Module 01: Introduction

Course framing module: what statistical learning is, the two organizing axes (supervised/unsupervised, prediction/inference), and the three umbrella problem types (regression, classification, unsupervised). One lecture (Jan 5), no recommended exercises tied to this module, no compulsory-exercise problems. Load-bearing for the exam: the Q1-style fill-in-the-blank that uses this module’s vocabulary to tag a real-world scenario, flagged by the prof in L27-summary.

Lectures

  • L01-intro: course mechanics, the prof’s framing of statistical learning vs ML / classical stats / data science, three worked-example problem types (Framingham regression, Fisher iris LDA, rat-gene-expression hierarchical clustering)

Concepts (atoms in this module)

  • statistical-learning: prof’s framing of the field; “statisticians getting in on machine learning”; misspecified-model regime; the two orthogonal axes that organize every method in the course
  • prediction-vs-inference: same model, two uses; finance vs science (Bitcoin forecasting vs Framingham SBP); same data → very different design choices
  • supervised-vs-unsupervised: first organizing axis: have a Y to aim at vs not; LLMs as “supervised in disguise”; pure unsupervised flagged as “dangerous statistics” without a downstream check

Cross-cutting concepts touched (Specials)

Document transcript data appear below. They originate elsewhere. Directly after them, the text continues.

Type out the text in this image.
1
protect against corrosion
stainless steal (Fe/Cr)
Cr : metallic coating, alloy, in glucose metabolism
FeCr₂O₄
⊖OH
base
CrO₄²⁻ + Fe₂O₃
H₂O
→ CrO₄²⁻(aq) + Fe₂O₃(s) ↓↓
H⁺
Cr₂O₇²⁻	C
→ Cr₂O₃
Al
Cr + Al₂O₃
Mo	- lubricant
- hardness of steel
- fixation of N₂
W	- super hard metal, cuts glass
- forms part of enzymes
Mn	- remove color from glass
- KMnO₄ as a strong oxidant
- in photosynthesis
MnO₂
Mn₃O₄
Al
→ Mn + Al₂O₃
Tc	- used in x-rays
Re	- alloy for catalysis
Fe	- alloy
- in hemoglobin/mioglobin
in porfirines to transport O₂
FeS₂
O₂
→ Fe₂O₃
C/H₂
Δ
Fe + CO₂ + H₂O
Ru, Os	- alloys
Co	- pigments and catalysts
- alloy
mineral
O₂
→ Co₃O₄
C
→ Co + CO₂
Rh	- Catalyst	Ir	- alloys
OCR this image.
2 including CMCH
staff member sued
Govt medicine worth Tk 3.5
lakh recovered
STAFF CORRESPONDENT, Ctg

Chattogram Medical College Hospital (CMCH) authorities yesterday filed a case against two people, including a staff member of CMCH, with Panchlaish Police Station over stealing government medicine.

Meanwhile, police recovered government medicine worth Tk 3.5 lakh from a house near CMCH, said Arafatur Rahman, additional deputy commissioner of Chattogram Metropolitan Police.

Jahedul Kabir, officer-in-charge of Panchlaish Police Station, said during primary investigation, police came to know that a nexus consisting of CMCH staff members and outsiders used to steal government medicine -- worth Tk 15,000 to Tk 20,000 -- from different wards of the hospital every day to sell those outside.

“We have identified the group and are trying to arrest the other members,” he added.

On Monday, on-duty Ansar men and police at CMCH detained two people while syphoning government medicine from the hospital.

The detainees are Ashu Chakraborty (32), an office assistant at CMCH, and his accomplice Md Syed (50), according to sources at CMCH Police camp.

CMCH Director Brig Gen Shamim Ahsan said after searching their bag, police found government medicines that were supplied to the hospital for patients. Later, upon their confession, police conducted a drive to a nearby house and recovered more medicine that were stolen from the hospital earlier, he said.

  • bias-variance-tradeoff: first introduced module 02; previewed here in L01-intro as the statistician’s-angle contribution to ML
  • cross-validation: first taught module 05; previewed here as the supervised-side antidote to unsupervised’s “how do I know this works?”

Exercises

The recommended-exercise series starts at exercises/Exercise2/ (module 2). Module 1 has no recommended exercises and no compulsory-exercise problems. The conceptual material is tested via Q1-style fill-in-the-blank using the vocabulary of supervised-vs-unsupervised and prediction-vs-inference. The closest drill problem lives in module 02:

  • Exercise2: problem 2.1 (“describe a real classification and a real regression task, identify response/predictors, decide prediction or inference”) is the canonical drill for this module’s vocabulary

Out of scope (this module)

  • Proper-noun history of the field (McCulloch & Pitts, Rosenblatt, AlexNet, Bell Labs checkers bot, dates and inventors) - “I’m not going to ask you a history question on the test” - L22-unsupervised-2 / L27-summary. The framing matters; the names and dates do not.
  • Etymological / definitional questions on the field labels (“define machine learning,” “define AI”) - “I won’t ask any questions about how they’re defined” - L02-statlearn-1. The prof flags ML / AI / statistical learning / data science as branding more than substance.
  • R / Python package names, function syntax, executable code - L27-summary: “no language, no memorizing package names, no language-specific coding.”
  • Course-mechanics trivia (compulsory-exercise pass marks, group sizes, Rmd vs Python policy, who taught it last year): administrative only; not exam content.
  • Data-science pipeline steps 1–3 (hypothesis formulation, scraping, structuring) - L01-intro: explicitly out of scope; statistical learning owns steps 4–6 (modelling, fitting, communication).

ISLP pointer

Chapter 1: Introduction. Mostly motivational (Wage / Smarket / NCI60 examples, brief field history). Atoms carry section-level isl-ref: pointers: prediction-vs-inference → §2.1.1–§2.1.2, supervised-vs-unsupervised → §2.1.4. The historical rundown in §1 (least squares 1800s, LDA 1936, GLMs 1970s, trees 1980s, NNs, SVMs) is explicitly out of scope per the no-history-questions rule.